I’m not a Lion, I don’t grow strawberries and I don’t reside in Mattituck, but my family is forever linked with that event.

Ten years ago, daughter Caitlin, then a very serious and studious high school junior, surprised me and the Mrs. by putting her name in contention for strawberry queen. Hey, why not? It’s not like the national beauty pageants that critics love to hate on as sexist, exploitive and demeaning to women. There’s no swimsuit competition and no one expects the contestants to pledge their lives with dubious sincerity to securing world peace. It’s just a fun, little retro North Fork event, a cousin to Riverhead’s equally popular Polish Town queen contest, a key component of the Polish Town Street Fair each August.

And wouldn’t you know it, Cait became a finalist! No, no, I don’t mean to sound surprised. It’s just that it was so out of character for a girl who, at age 9 or so, requested a Tarot card reading at a Renaissance Fair in Maryland and, when asked if she was interested in boys and clothes, deadpanned, “No, money and careers.” The card reader damn near keeled over.

But she donned a long white dress and attended the Lions Club dinner with the other finalists. The young ladies went from table to table introducing themselves to the people whose votes would determine the next queen. Later, each reached into a goldfish bowl and pulled out a question to be answered off the cuff.

When one young lady got “What’s your favorite cartoon character?” I thought this a cakewalk. Then Cait drew her question: “How would you describe a rainbow to a blind person?”

Hoo-boy. Yes, I’m biased (a newspaper editor?) but I think she acquitted herself well. Can’t say I actually heard her response over the sound of me nervously tapping my teaspoon against my front teeth.

Alas, she was not destined for strawberry royalty. Instead, the tiara went to some girl from Laurel. Oh well, she had fun and an interesting experience.

But wouldn’t you know it?
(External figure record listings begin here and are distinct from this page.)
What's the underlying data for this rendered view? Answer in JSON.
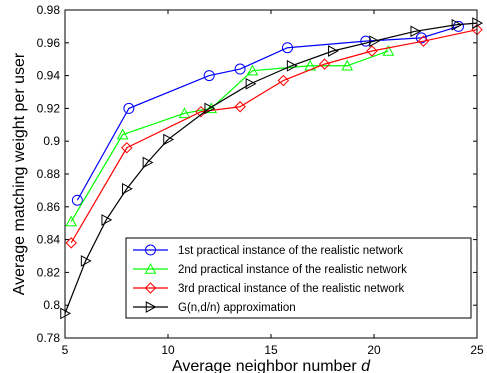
{
  "chart_data": {
    "type": "line",
    "xlabel_prefix": "Average neighbor number ",
    "xlabel_var": "d",
    "ylabel": "Average matching weight per user",
    "xlim": [
      5,
      25
    ],
    "ylim": [
      0.78,
      0.98
    ],
    "x_ticks": [
      "5",
      "10",
      "15",
      "20",
      "25"
    ],
    "x_tick_values": [
      5,
      10,
      15,
      20,
      25
    ],
    "y_ticks": [
      "0.78",
      "0.8",
      "0.82",
      "0.84",
      "0.86",
      "0.88",
      "0.9",
      "0.92",
      "0.94",
      "0.96",
      "0.98"
    ],
    "y_tick_values": [
      0.78,
      0.8,
      0.82,
      0.84,
      0.86,
      0.88,
      0.9,
      0.92,
      0.94,
      0.96,
      0.98
    ],
    "grid": false,
    "legend_position": "bottom-right",
    "series": [
      {
        "name": "1st practical instance of the realistic network",
        "color": "#0000ff",
        "marker": "circle",
        "x": [
          5.6,
          8.1,
          12.0,
          13.5,
          15.8,
          19.6,
          22.3,
          24.1
        ],
        "y": [
          0.864,
          0.92,
          0.94,
          0.944,
          0.957,
          0.961,
          0.963,
          0.97
        ]
      },
      {
        "name": "2nd practical instance of the realistic network",
        "color": "#00ff00",
        "marker": "triangle-up",
        "x": [
          5.3,
          7.8,
          10.8,
          12.1,
          14.1,
          16.9,
          18.7,
          20.7
        ],
        "y": [
          0.851,
          0.904,
          0.917,
          0.92,
          0.943,
          0.946,
          0.946,
          0.955
        ]
      },
      {
        "name": "3rd practical instance of the realistic network",
        "color": "#ff0000",
        "marker": "diamond",
        "x": [
          5.3,
          8.0,
          11.6,
          13.5,
          15.6,
          17.6,
          19.9,
          22.4,
          25.0
        ],
        "y": [
          0.838,
          0.896,
          0.918,
          0.921,
          0.937,
          0.947,
          0.955,
          0.961,
          0.968
        ]
      },
      {
        "name": "G(n,d/n) approximation",
        "color": "#000000",
        "marker": "triangle-right",
        "x": [
          5.0,
          6.0,
          7.0,
          8.0,
          9.0,
          10.0,
          12.0,
          14.0,
          16.0,
          18.0,
          20.0,
          22.0,
          24.0,
          25.0
        ],
        "y": [
          0.795,
          0.827,
          0.852,
          0.871,
          0.887,
          0.901,
          0.92,
          0.935,
          0.946,
          0.955,
          0.961,
          0.967,
          0.971,
          0.972
        ]
      }
    ]
  }
}
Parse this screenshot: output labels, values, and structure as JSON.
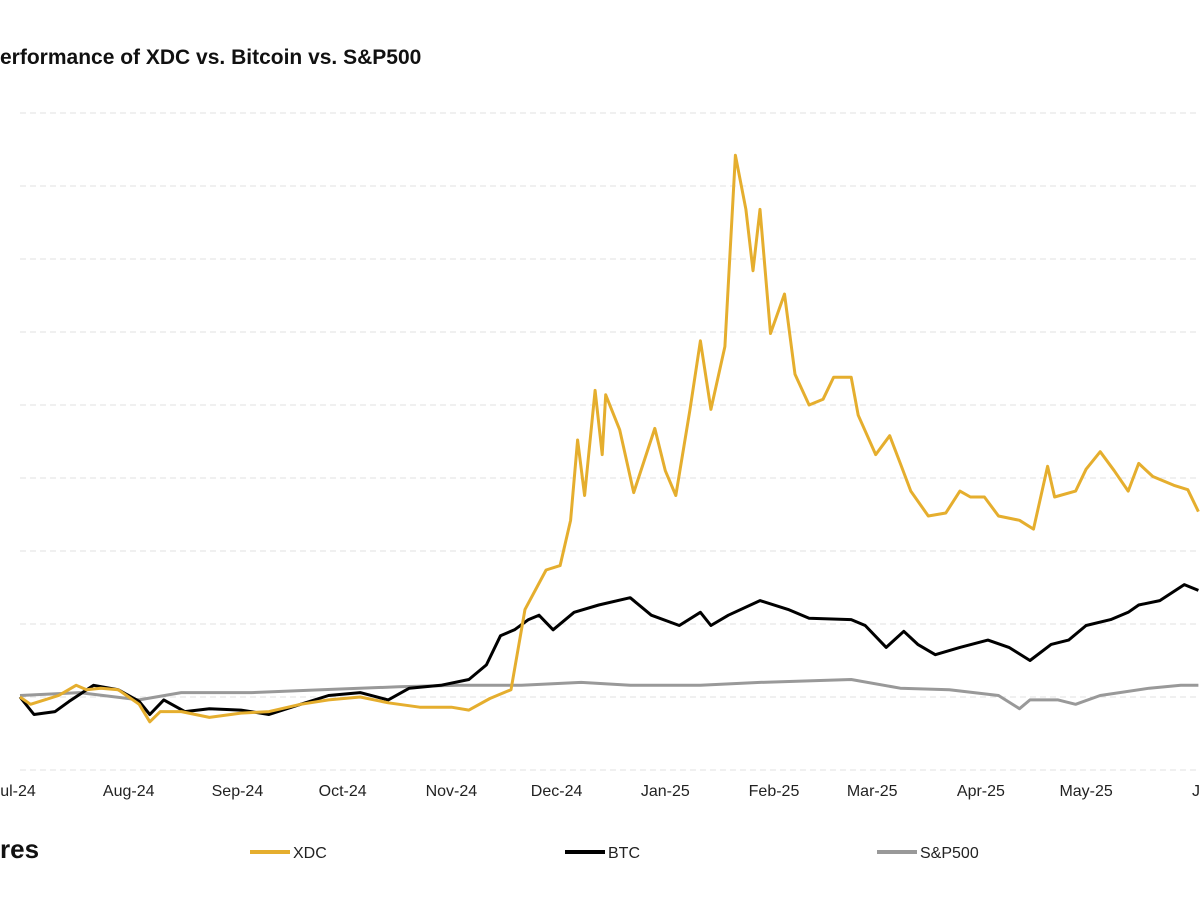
{
  "chart_data": {
    "type": "line",
    "title": "erformance of XDC vs. Bitcoin vs. S&P500",
    "xlabel": "",
    "ylabel": "",
    "x_ticks": [
      {
        "date": "2024-07-01",
        "label": "ul-24"
      },
      {
        "date": "2024-08-01",
        "label": "Aug-24"
      },
      {
        "date": "2024-09-01",
        "label": "Sep-24"
      },
      {
        "date": "2024-10-01",
        "label": "Oct-24"
      },
      {
        "date": "2024-11-01",
        "label": "Nov-24"
      },
      {
        "date": "2024-12-01",
        "label": "Dec-24"
      },
      {
        "date": "2025-01-01",
        "label": "Jan-25"
      },
      {
        "date": "2025-02-01",
        "label": "Feb-25"
      },
      {
        "date": "2025-03-01",
        "label": "Mar-25"
      },
      {
        "date": "2025-04-01",
        "label": "Apr-25"
      },
      {
        "date": "2025-05-01",
        "label": "May-25"
      },
      {
        "date": "2025-06-01",
        "label": "J"
      }
    ],
    "xlim": [
      "2024-07-01",
      "2025-06-02"
    ],
    "ylim": [
      -50,
      400
    ],
    "y_grid_step": 50,
    "grid": true,
    "legend_placement": "bottom",
    "series": [
      {
        "name": "XDC",
        "color": "#E5AE2E",
        "points": [
          [
            "2024-07-01",
            0
          ],
          [
            "2024-07-04",
            -5
          ],
          [
            "2024-07-08",
            -2
          ],
          [
            "2024-07-12",
            1
          ],
          [
            "2024-07-17",
            8
          ],
          [
            "2024-07-20",
            5
          ],
          [
            "2024-07-24",
            6
          ],
          [
            "2024-07-29",
            5
          ],
          [
            "2024-08-04",
            -5
          ],
          [
            "2024-08-07",
            -17
          ],
          [
            "2024-08-10",
            -10
          ],
          [
            "2024-08-16",
            -10
          ],
          [
            "2024-08-24",
            -14
          ],
          [
            "2024-09-02",
            -11
          ],
          [
            "2024-09-10",
            -10
          ],
          [
            "2024-09-19",
            -5
          ],
          [
            "2024-09-27",
            -2
          ],
          [
            "2024-10-06",
            0
          ],
          [
            "2024-10-14",
            -4
          ],
          [
            "2024-10-23",
            -7
          ],
          [
            "2024-11-01",
            -7
          ],
          [
            "2024-11-06",
            -9
          ],
          [
            "2024-11-12",
            -1
          ],
          [
            "2024-11-18",
            5
          ],
          [
            "2024-11-22",
            60
          ],
          [
            "2024-11-28",
            87
          ],
          [
            "2024-12-02",
            90
          ],
          [
            "2024-12-05",
            121
          ],
          [
            "2024-12-07",
            176
          ],
          [
            "2024-12-09",
            138
          ],
          [
            "2024-12-12",
            210
          ],
          [
            "2024-12-14",
            166
          ],
          [
            "2024-12-15",
            207
          ],
          [
            "2024-12-19",
            183
          ],
          [
            "2024-12-23",
            140
          ],
          [
            "2024-12-29",
            184
          ],
          [
            "2025-01-01",
            155
          ],
          [
            "2025-01-04",
            138
          ],
          [
            "2025-01-08",
            196
          ],
          [
            "2025-01-11",
            244
          ],
          [
            "2025-01-14",
            197
          ],
          [
            "2025-01-18",
            240
          ],
          [
            "2025-01-21",
            371
          ],
          [
            "2025-01-24",
            334
          ],
          [
            "2025-01-26",
            292
          ],
          [
            "2025-01-28",
            334
          ],
          [
            "2025-01-31",
            249
          ],
          [
            "2025-02-04",
            276
          ],
          [
            "2025-02-07",
            221
          ],
          [
            "2025-02-11",
            200
          ],
          [
            "2025-02-15",
            204
          ],
          [
            "2025-02-18",
            219
          ],
          [
            "2025-02-23",
            219
          ],
          [
            "2025-02-25",
            193
          ],
          [
            "2025-03-02",
            166
          ],
          [
            "2025-03-06",
            179
          ],
          [
            "2025-03-09",
            160
          ],
          [
            "2025-03-12",
            141
          ],
          [
            "2025-03-17",
            124
          ],
          [
            "2025-03-22",
            126
          ],
          [
            "2025-03-26",
            141
          ],
          [
            "2025-03-29",
            137
          ],
          [
            "2025-04-02",
            137
          ],
          [
            "2025-04-06",
            124
          ],
          [
            "2025-04-12",
            121
          ],
          [
            "2025-04-16",
            115
          ],
          [
            "2025-04-20",
            158
          ],
          [
            "2025-04-22",
            137
          ],
          [
            "2025-04-28",
            141
          ],
          [
            "2025-05-01",
            156
          ],
          [
            "2025-05-05",
            168
          ],
          [
            "2025-05-09",
            155
          ],
          [
            "2025-05-13",
            141
          ],
          [
            "2025-05-16",
            160
          ],
          [
            "2025-05-20",
            151
          ],
          [
            "2025-05-26",
            145
          ],
          [
            "2025-05-30",
            142
          ],
          [
            "2025-06-02",
            127
          ]
        ]
      },
      {
        "name": "BTC",
        "color": "#000000",
        "points": [
          [
            "2024-07-01",
            0
          ],
          [
            "2024-07-05",
            -12
          ],
          [
            "2024-07-11",
            -10
          ],
          [
            "2024-07-15",
            -3
          ],
          [
            "2024-07-22",
            8
          ],
          [
            "2024-07-29",
            5
          ],
          [
            "2024-08-04",
            -3
          ],
          [
            "2024-08-07",
            -12
          ],
          [
            "2024-08-11",
            -2
          ],
          [
            "2024-08-17",
            -10
          ],
          [
            "2024-08-24",
            -8
          ],
          [
            "2024-09-02",
            -9
          ],
          [
            "2024-09-10",
            -12
          ],
          [
            "2024-09-19",
            -5
          ],
          [
            "2024-09-27",
            1
          ],
          [
            "2024-10-06",
            3
          ],
          [
            "2024-10-14",
            -2
          ],
          [
            "2024-10-20",
            6
          ],
          [
            "2024-10-29",
            8
          ],
          [
            "2024-11-06",
            12
          ],
          [
            "2024-11-11",
            22
          ],
          [
            "2024-11-15",
            42
          ],
          [
            "2024-11-19",
            46
          ],
          [
            "2024-11-23",
            53
          ],
          [
            "2024-11-26",
            56
          ],
          [
            "2024-11-30",
            46
          ],
          [
            "2024-12-06",
            58
          ],
          [
            "2024-12-13",
            63
          ],
          [
            "2024-12-22",
            68
          ],
          [
            "2024-12-28",
            56
          ],
          [
            "2025-01-05",
            49
          ],
          [
            "2025-01-11",
            58
          ],
          [
            "2025-01-14",
            49
          ],
          [
            "2025-01-19",
            56
          ],
          [
            "2025-01-28",
            66
          ],
          [
            "2025-02-05",
            60
          ],
          [
            "2025-02-11",
            54
          ],
          [
            "2025-02-23",
            53
          ],
          [
            "2025-02-27",
            49
          ],
          [
            "2025-03-05",
            34
          ],
          [
            "2025-03-10",
            45
          ],
          [
            "2025-03-14",
            36
          ],
          [
            "2025-03-19",
            29
          ],
          [
            "2025-03-26",
            34
          ],
          [
            "2025-04-03",
            39
          ],
          [
            "2025-04-09",
            34
          ],
          [
            "2025-04-15",
            25
          ],
          [
            "2025-04-21",
            36
          ],
          [
            "2025-04-26",
            39
          ],
          [
            "2025-05-01",
            49
          ],
          [
            "2025-05-08",
            53
          ],
          [
            "2025-05-13",
            58
          ],
          [
            "2025-05-16",
            63
          ],
          [
            "2025-05-22",
            66
          ],
          [
            "2025-05-29",
            77
          ],
          [
            "2025-06-02",
            73
          ]
        ]
      },
      {
        "name": "S&P500",
        "color": "#999999",
        "points": [
          [
            "2024-07-01",
            1
          ],
          [
            "2024-07-18",
            3
          ],
          [
            "2024-08-04",
            -2
          ],
          [
            "2024-08-16",
            3
          ],
          [
            "2024-09-05",
            3
          ],
          [
            "2024-09-25",
            5
          ],
          [
            "2024-10-17",
            7
          ],
          [
            "2024-11-03",
            8
          ],
          [
            "2024-11-21",
            8
          ],
          [
            "2024-12-08",
            10
          ],
          [
            "2024-12-22",
            8
          ],
          [
            "2025-01-11",
            8
          ],
          [
            "2025-01-28",
            10
          ],
          [
            "2025-02-23",
            12
          ],
          [
            "2025-03-09",
            6
          ],
          [
            "2025-03-23",
            5
          ],
          [
            "2025-04-06",
            1
          ],
          [
            "2025-04-12",
            -8
          ],
          [
            "2025-04-15",
            -2
          ],
          [
            "2025-04-23",
            -2
          ],
          [
            "2025-04-28",
            -5
          ],
          [
            "2025-05-05",
            1
          ],
          [
            "2025-05-19",
            6
          ],
          [
            "2025-05-28",
            8
          ],
          [
            "2025-06-02",
            8
          ]
        ]
      }
    ]
  },
  "logo_text": "res"
}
Years later that girl from Laurel, Lindsay Lessard — whose mom, Diane, had been queen in 1978 — became family upon marrying our firstborn, Ryan Patrick Kelly.

Since both my kids are redheads and there are strawberry queen finalists and winners on both sides, it’s possible, if not probable, that any grandkids could be “gingers” and perhaps include a queen candidate.

We never did have a priest in the family, or a doctor, but I think Ma’s happy we’ve got at least one queen, and maybe more.